Urbanisation an inevitable choice

Editorial, Normal
Source:

The National,Tuesday 03rd April 2012

WE are starting to see the effects of over-population and overcrowding in our major urban centres.
In the nation’s capital alone, the unregulated growth of squatter settlements and other unplanned residential areas is, as we all know, exerting pressure on the city’s municipal authority and businesses to provide services – health, education, employment and housing – that make living in an urban environment possible. The trend can also be observed in Lae and Mt Hagen.
What many Papua New Guineans are ignorant or unaware of is that if people continue to flood into the three urban settings and city planners, provincial and national governments do little in the way of planning to change the trend, these places will reach saturation point where anarchy, mayhem and chaos will reign.
The percentage of urban dwellers stands at about 15% (1.2 million) of the total population. This will increase over the next decade. However, the host centres to cater for this increase will be the same.

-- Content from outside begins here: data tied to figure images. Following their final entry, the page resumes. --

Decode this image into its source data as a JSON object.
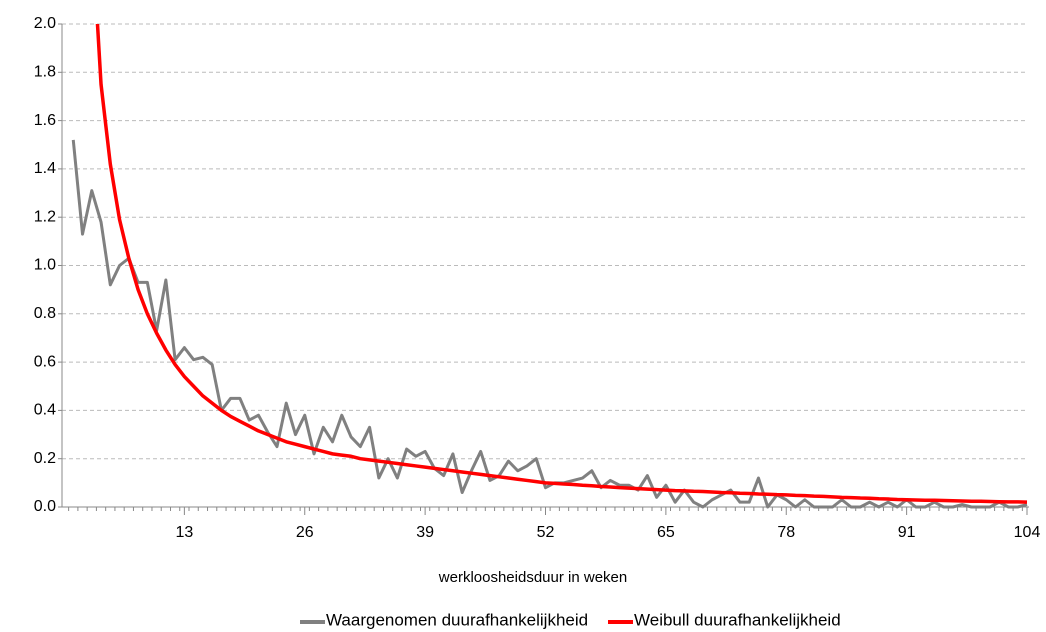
{
  "chart_data": {
    "type": "line",
    "xlabel": "werkloosheidsduur in weken",
    "x": [
      1,
      2,
      3,
      4,
      5,
      6,
      7,
      8,
      9,
      10,
      11,
      12,
      13,
      14,
      15,
      16,
      17,
      18,
      19,
      20,
      21,
      22,
      23,
      24,
      25,
      26,
      27,
      28,
      29,
      30,
      31,
      32,
      33,
      34,
      35,
      36,
      37,
      38,
      39,
      40,
      41,
      42,
      43,
      44,
      45,
      46,
      47,
      48,
      49,
      50,
      51,
      52,
      53,
      54,
      55,
      56,
      57,
      58,
      59,
      60,
      61,
      62,
      63,
      64,
      65,
      66,
      67,
      68,
      69,
      70,
      71,
      72,
      73,
      74,
      75,
      76,
      77,
      78,
      79,
      80,
      81,
      82,
      83,
      84,
      85,
      86,
      87,
      88,
      89,
      90,
      91,
      92,
      93,
      94,
      95,
      96,
      97,
      98,
      99,
      100,
      101,
      102,
      103,
      104
    ],
    "series": [
      {
        "name": "Waargenomen duurafhankelijkheid",
        "color": "#808080",
        "values": [
          1.52,
          1.13,
          1.31,
          1.18,
          0.92,
          1.0,
          1.03,
          0.93,
          0.93,
          0.73,
          0.94,
          0.61,
          0.66,
          0.61,
          0.62,
          0.59,
          0.4,
          0.45,
          0.45,
          0.36,
          0.38,
          0.31,
          0.25,
          0.43,
          0.3,
          0.38,
          0.22,
          0.33,
          0.27,
          0.38,
          0.29,
          0.25,
          0.33,
          0.12,
          0.2,
          0.12,
          0.24,
          0.21,
          0.23,
          0.16,
          0.13,
          0.22,
          0.06,
          0.15,
          0.23,
          0.11,
          0.13,
          0.19,
          0.15,
          0.17,
          0.2,
          0.08,
          0.1,
          0.1,
          0.11,
          0.12,
          0.15,
          0.08,
          0.11,
          0.09,
          0.09,
          0.07,
          0.13,
          0.04,
          0.09,
          0.02,
          0.07,
          0.02,
          0.0,
          0.03,
          0.05,
          0.07,
          0.02,
          0.02,
          0.12,
          0.0,
          0.05,
          0.03,
          0.0,
          0.03,
          0.0,
          0.0,
          0.0,
          0.03,
          0.0,
          0.0,
          0.02,
          0.0,
          0.02,
          0.0,
          0.03,
          0.0,
          0.0,
          0.02,
          0.0,
          0.0,
          0.01,
          0.0,
          0.0,
          0.0,
          0.02,
          0.0,
          0.0,
          0.01
        ]
      },
      {
        "name": "Weibull duurafhankelijkheid",
        "color": "#ff0000",
        "values": [
          null,
          null,
          2.4,
          1.75,
          1.42,
          1.19,
          1.03,
          0.9,
          0.8,
          0.72,
          0.65,
          0.59,
          0.54,
          0.5,
          0.46,
          0.43,
          0.4,
          0.375,
          0.355,
          0.335,
          0.315,
          0.3,
          0.285,
          0.27,
          0.26,
          0.25,
          0.24,
          0.23,
          0.22,
          0.215,
          0.21,
          0.2,
          0.195,
          0.19,
          0.185,
          0.18,
          0.175,
          0.17,
          0.165,
          0.16,
          0.155,
          0.15,
          0.145,
          0.14,
          0.135,
          0.13,
          0.125,
          0.12,
          0.115,
          0.11,
          0.105,
          0.1,
          0.098,
          0.095,
          0.093,
          0.09,
          0.088,
          0.085,
          0.083,
          0.08,
          0.078,
          0.076,
          0.074,
          0.072,
          0.07,
          0.068,
          0.067,
          0.065,
          0.064,
          0.062,
          0.06,
          0.059,
          0.057,
          0.056,
          0.054,
          0.053,
          0.051,
          0.05,
          0.048,
          0.047,
          0.045,
          0.044,
          0.042,
          0.04,
          0.039,
          0.037,
          0.036,
          0.034,
          0.033,
          0.031,
          0.03,
          0.029,
          0.028,
          0.028,
          0.027,
          0.026,
          0.025,
          0.024,
          0.024,
          0.023,
          0.022,
          0.021,
          0.021,
          0.02
        ]
      }
    ],
    "xlim": [
      0,
      104
    ],
    "xticks": [
      13,
      26,
      39,
      52,
      65,
      78,
      91,
      104
    ],
    "ylim": [
      0,
      2
    ],
    "yticks": [
      {
        "value": 0,
        "label": "0.0"
      },
      0.2,
      0.4,
      0.6,
      0.8,
      {
        "value": 1,
        "label": "1.0"
      },
      1.2,
      1.4,
      1.6,
      1.8,
      {
        "value": 2,
        "label": "2.0"
      }
    ],
    "grid": true,
    "legend": "bottom"
  }
}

Port Moresby’s road infrastructure was tested recently with heavy rain damaging major roads. This highlighted just how easily fissures in the capital’s road network could impact everyday life. Traffic congestion was amplified overnight.

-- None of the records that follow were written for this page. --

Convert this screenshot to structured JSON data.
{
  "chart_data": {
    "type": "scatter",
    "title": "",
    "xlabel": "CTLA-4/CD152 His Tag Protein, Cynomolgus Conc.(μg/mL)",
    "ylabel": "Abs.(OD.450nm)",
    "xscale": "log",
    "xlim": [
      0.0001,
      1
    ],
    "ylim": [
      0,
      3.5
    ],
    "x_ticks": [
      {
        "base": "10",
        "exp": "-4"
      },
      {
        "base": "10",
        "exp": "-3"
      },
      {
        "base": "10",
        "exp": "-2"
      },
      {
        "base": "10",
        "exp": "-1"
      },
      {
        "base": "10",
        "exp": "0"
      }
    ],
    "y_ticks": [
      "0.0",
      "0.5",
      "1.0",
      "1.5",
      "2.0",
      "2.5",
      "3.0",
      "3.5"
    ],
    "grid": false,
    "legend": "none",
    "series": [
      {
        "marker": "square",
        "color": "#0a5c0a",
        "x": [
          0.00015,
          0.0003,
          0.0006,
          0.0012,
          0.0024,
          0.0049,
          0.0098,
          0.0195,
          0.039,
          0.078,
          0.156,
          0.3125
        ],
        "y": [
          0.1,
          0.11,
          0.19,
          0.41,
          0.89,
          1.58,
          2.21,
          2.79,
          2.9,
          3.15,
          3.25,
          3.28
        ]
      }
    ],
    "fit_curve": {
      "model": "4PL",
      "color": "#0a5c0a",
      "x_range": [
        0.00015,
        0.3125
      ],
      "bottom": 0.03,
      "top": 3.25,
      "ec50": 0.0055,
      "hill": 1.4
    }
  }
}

In Lae, the traditional landowners have pressed the Morobe government for a greater say in the use and commercialisation of their land. The influx of settlers from the Mamose, New Guinea islands and highlands regions has seen Lae’s settlement population constitute more than half the city’s populace.
Mt Hagen’s problems are not just the fact that its numbers are increasing but that, due to the nature and attitudes of the people from Western Highlands and the other highlands provinces, a potentially volatile environment has been created. It is not uncommon for violent clashes between ethnic groups to break out. Port Moresby, Lae and Mt Hagen have all borne the brunt of them.
Since the country’s main legislative, manufacturing and business hubs are located in those cities, it is not an inconceivable notion that one day in the near future, the nation could be brought to its knees if they are left to develop and expand without a clear strategy and policy to control and direct that growth.
The country quite simply needs an urbanisation policy that deals specifically with this issue.
Urbanisation means turning a place or places into urban centres complete with the prerequisite services and amenities.
We obviously need more cities and towns to provide what the top three urban centres are currently being required to do. This is a way to develop the country and keep the population evenly distributed so that every citizen can have access to goods and services that are now not easily within reach. And it was with this end in mind that on June 20, 2010, the National Urbanisation Policy (NUP) was adopted by the Somare government.
According to the policy, NUP is a framework and plan designed to strengthen the economic, social, and environmental fabric of PNG’s towns and cities by better managing the urbanisation process and urban growth challenge. The precursor to NUP can be traced back to 1973 when the country’s first policy dealing with urban issues was developed in a paper on “self-help housing and settlement for urban areas”.
In 1977, the national planning office facilitated a paper on “managing urbanisation in PNG”, which was a significant contribution to the process of gaining and consolidating political independence. Unfortunately, little in the way of implementation occurred due to a lack of political will and institutional leadership in the 1980s and 1990s. The issue saw some prominence at the turn of the millennium with Moresby South MP Dame Carol Kidu raising urbanisation and its management as a matter of national concern. Consequently, it had taken a decade for the government to finally endorse the NUP.
But we are hopeful that it will equip and fund the Office of Urbanisation to begin directing the overall strategy outlined in the policy. The management of urbanisation in PNG remains problematic. There is much talk about the wider urbanisation process, with the impacts and consequences of such change increasingly visible for all to see but the problem must be viewed in its entirety and not just from a region to region or province to province basis.